On peut raisonner de même pour les personnes qui sont dans un état de mécontentement. Les personnes mécontentes sont souvent dans un état d'esprit morose et blâment les autres gens au lieu de s'occuper de leurs propres affaires.
L'enseignement du Judo fera comprendre à ces personnes qu'une pareille conduite est contraire au principe de l'efficacité maximum et les amènera à se rendre compte qu'en observant fidèlement ce principe, elles reprendront leur bonne humeur. Voilà comment l'enseignement du Judo peut à bien des égards aider à l'amélioration de l'attitude morale.

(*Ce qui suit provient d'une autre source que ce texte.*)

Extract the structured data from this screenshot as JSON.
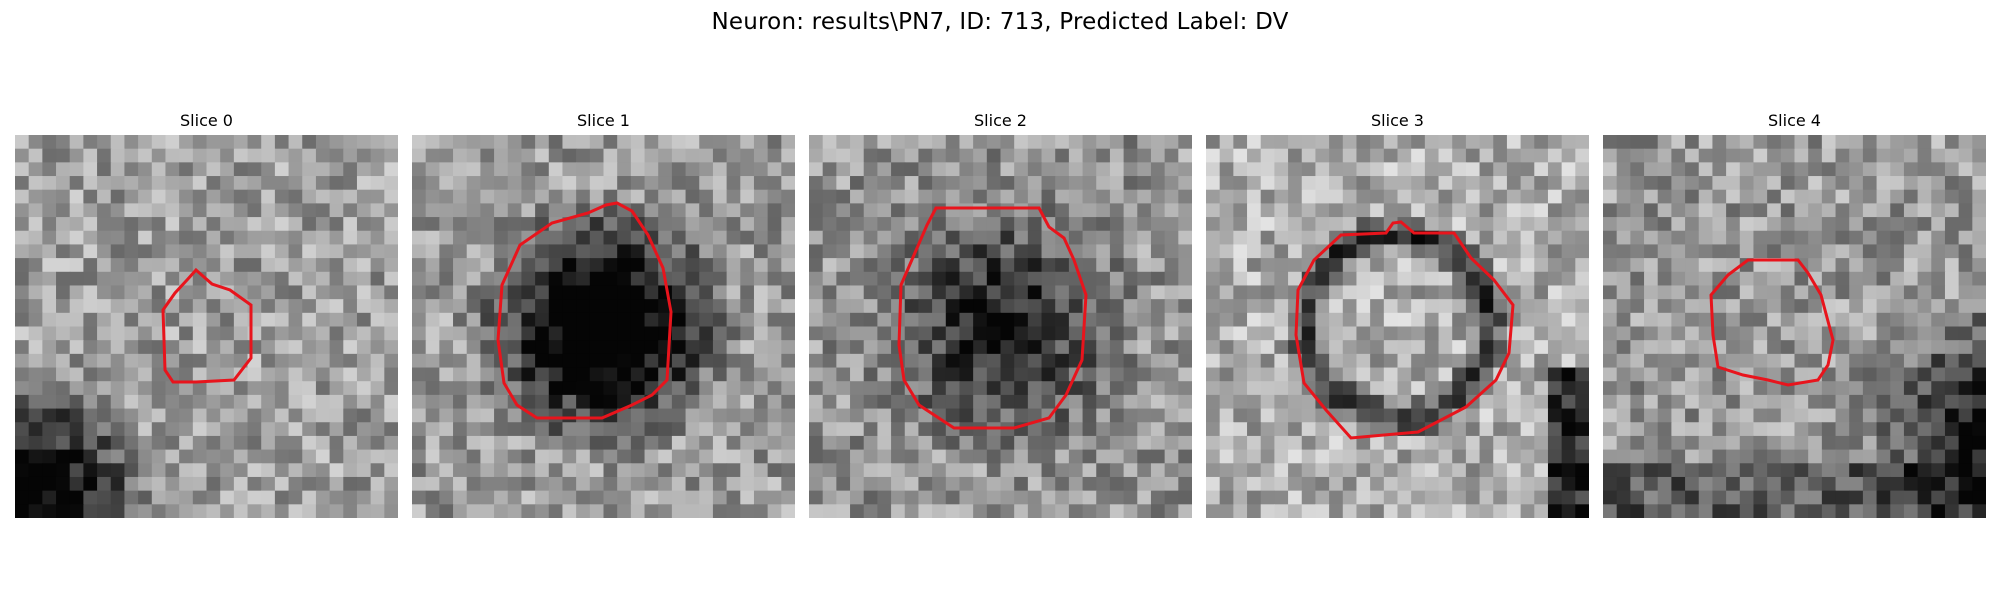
{
  "figure": {
    "title": "Neuron: results\\PN7, ID: 713, Predicted Label: DV"
  },
  "panels": [
    {
      "title": "Slice 0"
    },
    {
      "title": "Slice 1"
    },
    {
      "title": "Slice 2"
    },
    {
      "title": "Slice 3"
    },
    {
      "title": "Slice 4"
    }
  ],
  "colors": {
    "contour": "#e8141c",
    "background": "#ffffff"
  }
}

Finalement je veux ajouter quelques mots concernant l'aspect émotionnel et esthétique du Judo. Nous connaissons tous la sensation agréable que nous donnent les muscles par l'exercice, et nous éprouvons également du plaisir à obtenir de l'habileté dans l'usage de nos muscles et aussi par le sentiment de supériorité à l'égard des autres dans le combat. Mais en dehors de ces plaisirs, il y en a un qui tient à ce fait que l'on prend des attitudes gracieuse, que l'on accomplit des mouvements qui ont de la grâce et que l'on voit les autres faire de même. Un entraînement donné à cet égard joint au plaisir que l'on peut éprouver à observer différents mouvements qui symbolisent des idées variées, voilà ce qui constitue ce que nous appelons le côté émotionnel et esthétique du Judo.
Je crois que vous avez déjà réussi à voir ce qu'est en réalité le Judo en tant qu'il se distingue du Ju-Jutsu des temps féodaux. Si maintenant, je cherche à énoncer d'une façon concise ce que je vous ai expliqué, je le résumerai de la façon suivante : Le Judo est une étude et un entraînement concernant l'esprit et le corps, aussi bien que la direction individuelle et des affaires.
A la suite d'une étude approfondie des différentes méthodes d'attaque et de défense, je suis arrivé à cette conviction que tout cela dépend de l'application d'un principe absolument général qui est le suivant :
"Quelque soit l'objet que l'on a en vue, le meilleur moyen de l'atteindre est d'user de son corps et de son esprit à cette fin qui donne le maximum d'efficacité". Ce même principe appliqué à la culture physique, mentale et morale aussi bien qu'aux manières de vivre et de conduite des affaires constitue l'étude des choses ou l'entraînement dans ces choses.
Une fois qu'on a bien compris l'importance réelle de ce principe, il peut être appliqué à tous les aspects de la vie et de l'activité et nous permettre de mener la vie la plus haute et la plus rationnelle.
Pour comprendre vraiment ce principe, il n'est pas nécessaire de passer par l'entraînement concernant les méthodes d'attaque et de défense, mais comme je suis arrivé à concevoir cette idée par le moyen de l'entraînement dans ces méthodes, j'ai fait un entraînement pour le développement du corps, un moyen d'atteindre le principe.
Le principe de l'efficacité maximum quand on l'applique en vue de donner la clé de la vie sociale ou de la perfectionner aussi bien que quand on l'applique à la coordination de l'esprit et du corps – dans le sens de l'attaque et de la défense – demande en premier lieu l'ordre et l'harmonie parmi les membres et cela ne peut être obtenu que par l'aide mutuelle et par les concessions qui conduisent à un bien-être et à des bénéfices réciproques.
Le but final du Judo est donc d'inculquer à l'homme une attitude de respect pour le principe de l'efficacité maximum, du bien-être, de la prospérité mutuelle et de le conduire à observer ces principes.